Brooklyn Bridge Waterfalls

The New York City Waterfalls may not be as beautiful or spectacular as Niagara Falls but viewing them from the South Street Seaport was worthwhile this holiday weekend. The project, a creation of Danish Icelandic artist Olafur Eliasson consists of four towering waterfalls cascading down into the East River and New York Harbor. The towers, ranging in height from 90 to 120 feet, are located on the northern end of Governor’s Island, by Manhattan’s Pier 35, between Brooklyn’s Piers 4 and 5, and most dramatically, beneath the Brooklyn Bridge.

The falls draw water from the East River at a rate of 35,000 gallons per minute. Because of environmental concerns, the project had to navigate a Byzantine permit process involving 20 permits from 30 city, state and federal agencies and work from engineers, scientists, divers, riggers and environmentalists. Mesh-covered filters had to be installed at intake points to ensure that fish, other organisms and random East River garbage did not mix in with the waterfalls.

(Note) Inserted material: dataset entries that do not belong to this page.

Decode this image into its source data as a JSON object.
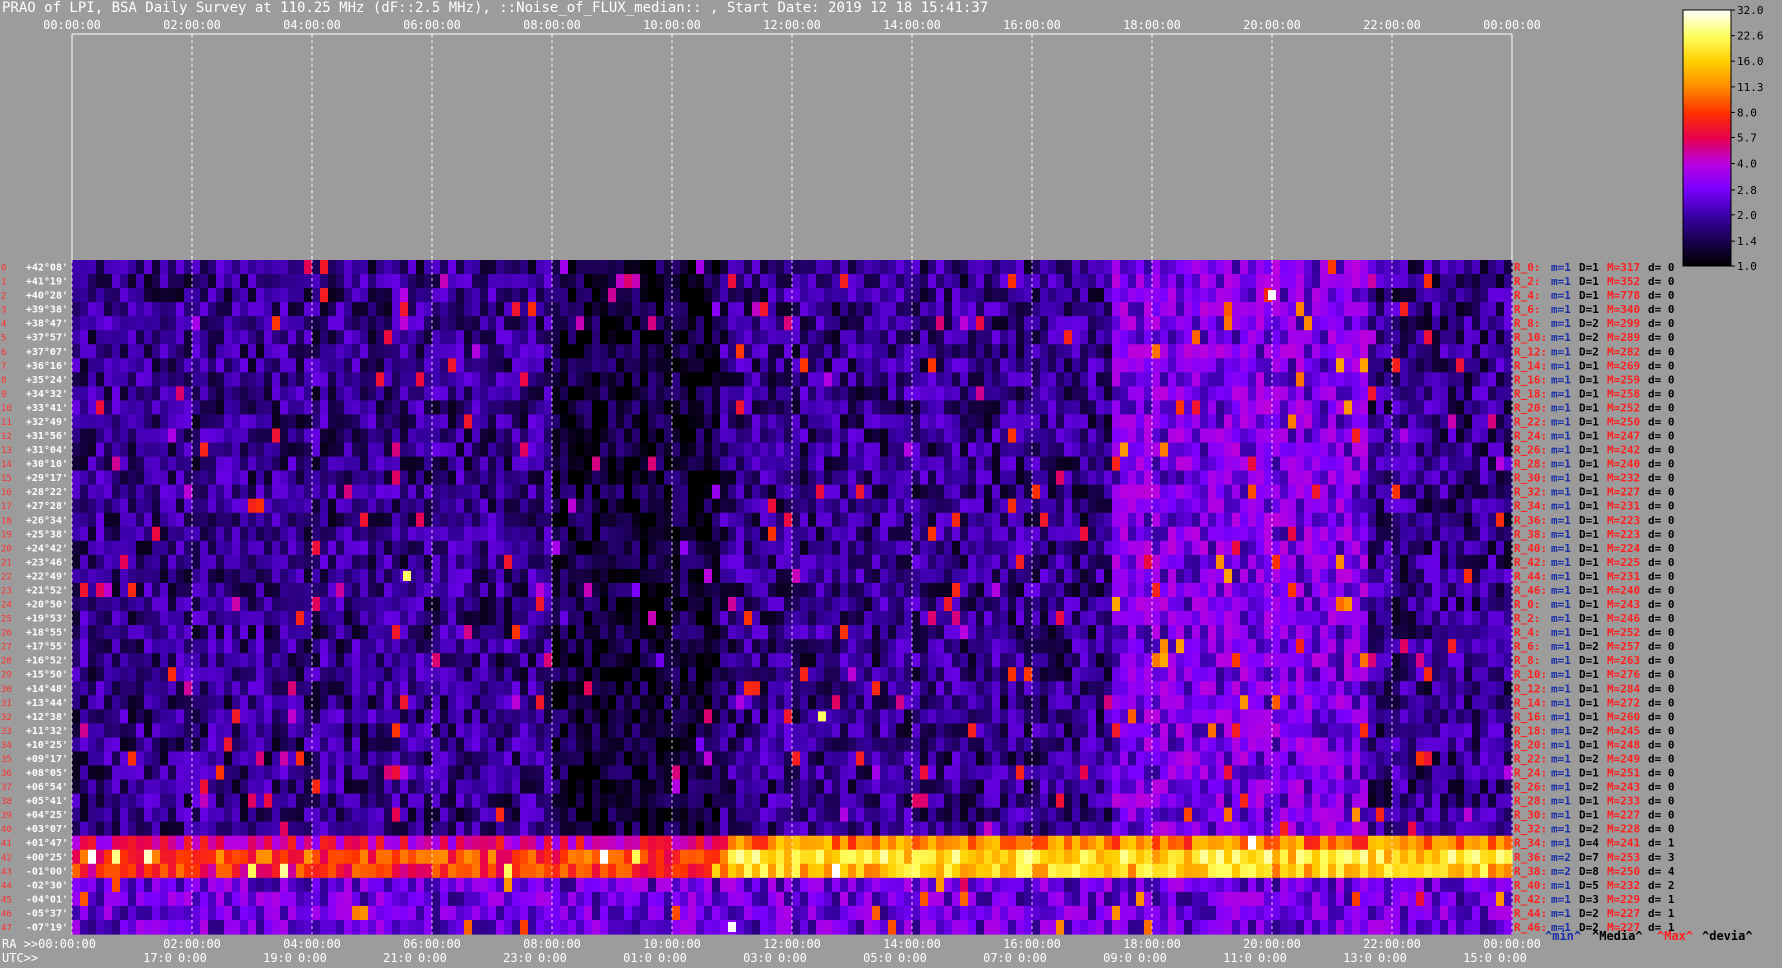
{
  "title": "PRAO of LPI, BSA Daily Survey at 110.25 MHz (dF::2.5 MHz), ::Noise_of_FLUX_median:: , Start Date: 2019 12 18 15:41:37",
  "chart_data": {
    "type": "heatmap",
    "title": "PRAO of LPI, BSA Daily Survey at 110.25 MHz (dF::2.5 MHz), ::Noise_of_FLUX_median:: , Start Date: 2019 12 18 15:41:37",
    "x_top_ticks": [
      "00:00:00",
      "02:00:00",
      "04:00:00",
      "06:00:00",
      "08:00:00",
      "10:00:00",
      "12:00:00",
      "14:00:00",
      "16:00:00",
      "18:00:00",
      "20:00:00",
      "22:00:00",
      "00:00:00"
    ],
    "x_ra_ticks": [
      "02:00:00",
      "04:00:00",
      "06:00:00",
      "08:00:00",
      "10:00:00",
      "12:00:00",
      "14:00:00",
      "16:00:00",
      "18:00:00",
      "20:00:00",
      "22:00:00",
      "00:00:00"
    ],
    "ra_axis_prefix": "RA >>00:00:00",
    "x_utc_ticks": [
      "17:0",
      "19:0",
      "21:0",
      "23:0",
      "01:0",
      "03:0",
      "05:0",
      "07:0",
      "09:0",
      "11:0",
      "13:0",
      "15:0"
    ],
    "x_utc_suffix": "0:00",
    "utc_axis_prefix": "UTC>>",
    "declinations": [
      "+42°08'",
      "+41°19'",
      "+40°28'",
      "+39°38'",
      "+38°47'",
      "+37°57'",
      "+37°07'",
      "+36°16'",
      "+35°24'",
      "+34°32'",
      "+33°41'",
      "+32°49'",
      "+31°56'",
      "+31°04'",
      "+30°10'",
      "+29°17'",
      "+28°22'",
      "+27°28'",
      "+26°34'",
      "+25°38'",
      "+24°42'",
      "+23°46'",
      "+22°49'",
      "+21°52'",
      "+20°50'",
      "+19°53'",
      "+18°55'",
      "+17°55'",
      "+16°52'",
      "+15°50'",
      "+14°48'",
      "+13°44'",
      "+12°38'",
      "+11°32'",
      "+10°25'",
      "+09°17'",
      "+08°05'",
      "+06°54'",
      "+05°41'",
      "+04°25'",
      "+03°07'",
      "+01°47'",
      "+00°25'",
      "-01°00'",
      "-02°30'",
      "-04°01'",
      "-05°37'",
      "-07°19'"
    ],
    "row_indices": [
      "0",
      "1",
      "2",
      "3",
      "4",
      "5",
      "6",
      "7",
      "8",
      "9",
      "10",
      "11",
      "12",
      "13",
      "14",
      "15",
      "16",
      "17",
      "18",
      "19",
      "20",
      "21",
      "22",
      "23",
      "24",
      "25",
      "26",
      "27",
      "28",
      "29",
      "30",
      "31",
      "32",
      "33",
      "34",
      "35",
      "36",
      "37",
      "38",
      "39",
      "40",
      "41",
      "42",
      "43",
      "44",
      "45",
      "46",
      "47"
    ],
    "row_stats": [
      {
        "r": "R_0:",
        "m": "m=1",
        "D": "D=1",
        "M": "M=317",
        "d": "d= 0"
      },
      {
        "r": "R_2:",
        "m": "m=1",
        "D": "D=1",
        "M": "M=352",
        "d": "d= 0"
      },
      {
        "r": "R_4:",
        "m": "m=1",
        "D": "D=1",
        "M": "M=778",
        "d": "d= 0"
      },
      {
        "r": "R_6:",
        "m": "m=1",
        "D": "D=1",
        "M": "M=340",
        "d": "d= 0"
      },
      {
        "r": "R_8:",
        "m": "m=1",
        "D": "D=2",
        "M": "M=299",
        "d": "d= 0"
      },
      {
        "r": "R_10:",
        "m": "m=1",
        "D": "D=2",
        "M": "M=289",
        "d": "d= 0"
      },
      {
        "r": "R_12:",
        "m": "m=1",
        "D": "D=2",
        "M": "M=282",
        "d": "d= 0"
      },
      {
        "r": "R_14:",
        "m": "m=1",
        "D": "D=1",
        "M": "M=269",
        "d": "d= 0"
      },
      {
        "r": "R_16:",
        "m": "m=1",
        "D": "D=1",
        "M": "M=259",
        "d": "d= 0"
      },
      {
        "r": "R_18:",
        "m": "m=1",
        "D": "D=1",
        "M": "M=258",
        "d": "d= 0"
      },
      {
        "r": "R_20:",
        "m": "m=1",
        "D": "D=1",
        "M": "M=252",
        "d": "d= 0"
      },
      {
        "r": "R_22:",
        "m": "m=1",
        "D": "D=1",
        "M": "M=250",
        "d": "d= 0"
      },
      {
        "r": "R_24:",
        "m": "m=1",
        "D": "D=1",
        "M": "M=247",
        "d": "d= 0"
      },
      {
        "r": "R_26:",
        "m": "m=1",
        "D": "D=1",
        "M": "M=242",
        "d": "d= 0"
      },
      {
        "r": "R_28:",
        "m": "m=1",
        "D": "D=1",
        "M": "M=240",
        "d": "d= 0"
      },
      {
        "r": "R_30:",
        "m": "m=1",
        "D": "D=1",
        "M": "M=232",
        "d": "d= 0"
      },
      {
        "r": "R_32:",
        "m": "m=1",
        "D": "D=1",
        "M": "M=227",
        "d": "d= 0"
      },
      {
        "r": "R_34:",
        "m": "m=1",
        "D": "D=1",
        "M": "M=231",
        "d": "d= 0"
      },
      {
        "r": "R_36:",
        "m": "m=1",
        "D": "D=1",
        "M": "M=223",
        "d": "d= 0"
      },
      {
        "r": "R_38:",
        "m": "m=1",
        "D": "D=1",
        "M": "M=223",
        "d": "d= 0"
      },
      {
        "r": "R_40:",
        "m": "m=1",
        "D": "D=1",
        "M": "M=224",
        "d": "d= 0"
      },
      {
        "r": "R_42:",
        "m": "m=1",
        "D": "D=1",
        "M": "M=225",
        "d": "d= 0"
      },
      {
        "r": "R_44:",
        "m": "m=1",
        "D": "D=1",
        "M": "M=231",
        "d": "d= 0"
      },
      {
        "r": "R_46:",
        "m": "m=1",
        "D": "D=1",
        "M": "M=240",
        "d": "d= 0"
      },
      {
        "r": "R_0:",
        "m": "m=1",
        "D": "D=1",
        "M": "M=243",
        "d": "d= 0"
      },
      {
        "r": "R_2:",
        "m": "m=1",
        "D": "D=1",
        "M": "M=246",
        "d": "d= 0"
      },
      {
        "r": "R_4:",
        "m": "m=1",
        "D": "D=1",
        "M": "M=252",
        "d": "d= 0"
      },
      {
        "r": "R_6:",
        "m": "m=1",
        "D": "D=2",
        "M": "M=257",
        "d": "d= 0"
      },
      {
        "r": "R_8:",
        "m": "m=1",
        "D": "D=1",
        "M": "M=263",
        "d": "d= 0"
      },
      {
        "r": "R_10:",
        "m": "m=1",
        "D": "D=1",
        "M": "M=276",
        "d": "d= 0"
      },
      {
        "r": "R_12:",
        "m": "m=1",
        "D": "D=1",
        "M": "M=284",
        "d": "d= 0"
      },
      {
        "r": "R_14:",
        "m": "m=1",
        "D": "D=1",
        "M": "M=272",
        "d": "d= 0"
      },
      {
        "r": "R_16:",
        "m": "m=1",
        "D": "D=1",
        "M": "M=260",
        "d": "d= 0"
      },
      {
        "r": "R_18:",
        "m": "m=1",
        "D": "D=2",
        "M": "M=245",
        "d": "d= 0"
      },
      {
        "r": "R_20:",
        "m": "m=1",
        "D": "D=1",
        "M": "M=248",
        "d": "d= 0"
      },
      {
        "r": "R_22:",
        "m": "m=1",
        "D": "D=2",
        "M": "M=249",
        "d": "d= 0"
      },
      {
        "r": "R_24:",
        "m": "m=1",
        "D": "D=1",
        "M": "M=251",
        "d": "d= 0"
      },
      {
        "r": "R_26:",
        "m": "m=1",
        "D": "D=2",
        "M": "M=243",
        "d": "d= 0"
      },
      {
        "r": "R_28:",
        "m": "m=1",
        "D": "D=1",
        "M": "M=233",
        "d": "d= 0"
      },
      {
        "r": "R_30:",
        "m": "m=1",
        "D": "D=1",
        "M": "M=227",
        "d": "d= 0"
      },
      {
        "r": "R_32:",
        "m": "m=1",
        "D": "D=2",
        "M": "M=228",
        "d": "d= 0"
      },
      {
        "r": "R_34:",
        "m": "m=1",
        "D": "D=4",
        "M": "M=241",
        "d": "d= 1"
      },
      {
        "r": "R_36:",
        "m": "m=2",
        "D": "D=7",
        "M": "M=253",
        "d": "d= 3"
      },
      {
        "r": "R_38:",
        "m": "m=2",
        "D": "D=8",
        "M": "M=250",
        "d": "d= 4"
      },
      {
        "r": "R_40:",
        "m": "m=1",
        "D": "D=5",
        "M": "M=232",
        "d": "d= 2"
      },
      {
        "r": "R_42:",
        "m": "m=1",
        "D": "D=3",
        "M": "M=229",
        "d": "d= 1"
      },
      {
        "r": "R_44:",
        "m": "m=1",
        "D": "D=2",
        "M": "M=227",
        "d": "d= 1"
      },
      {
        "r": "R_46:",
        "m": "m=1",
        "D": "D=2",
        "M": "M=227",
        "d": "d= 1"
      }
    ],
    "stat_legend": {
      "min": "^min^",
      "media": "^Media^",
      "max": "^Max^",
      "devia": "^devia^"
    },
    "colorbar_ticks": [
      "32.0",
      "22.6",
      "16.0",
      "11.3",
      "8.0",
      "5.7",
      "4.0",
      "2.8",
      "2.0",
      "1.4",
      "1.0"
    ],
    "colorbar_range": [
      1.0,
      32.0
    ],
    "colorbar_scale": "log",
    "colormap": [
      "#000000",
      "#1a0050",
      "#3a00a8",
      "#7a00ff",
      "#b800e0",
      "#e8004c",
      "#ff3300",
      "#ff8c00",
      "#ffd000",
      "#ffff60",
      "#ffffff"
    ],
    "band_profile": [
      {
        "rows": [
          0,
          40
        ],
        "base": 1.6
      },
      {
        "rows": [
          41,
          41
        ],
        "base": 4.5
      },
      {
        "rows": [
          42,
          42
        ],
        "base": 7.5
      },
      {
        "rows": [
          43,
          43
        ],
        "base": 6.5
      },
      {
        "rows": [
          44,
          47
        ],
        "base": 2.4
      }
    ],
    "bright_sources": [
      {
        "ra": "20:00",
        "dec": "+40°28'",
        "value": 32.0
      },
      {
        "ra": "05:35",
        "dec": "+22°49'",
        "value": 22.6
      },
      {
        "ra": "12:30",
        "dec": "+12°38'",
        "value": 22.6
      },
      {
        "ra": "11:00",
        "dec": "-07°19'",
        "value": 32.0
      }
    ]
  }
}
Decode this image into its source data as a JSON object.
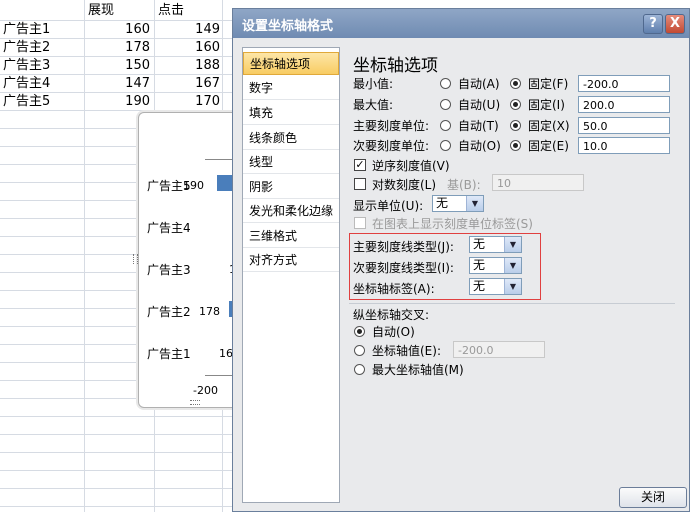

According to attorney Ronald Daitz, of Weil, Gotshal and Manges, who served as volunteer counsel on the project, the project had unusual challenges including hiring an expert to screen for buried artillery on Governor’s Island, a former military base, now administered by the National Park Service as a National Monument.

The project’s cost, estimated at about $15m, was funded with money raised mostly from private donors by the Public Art Fund which is joining with NYC agencies and environmental organizations to develop resources for young people and adults to examine the waterfront through art, history, environmental responsibility, aquatic life, ecology, water conservation and other related subjects. The NYC Department of Education and the US Department of Environmental Protection have joined with the Public Art Fund to integrate a specially created curriculum inspired by the Waterfalls into New York City classrooms. The curriculum is expected to be released in August 2008. The waterfalls are scheduled to be in place through October 13.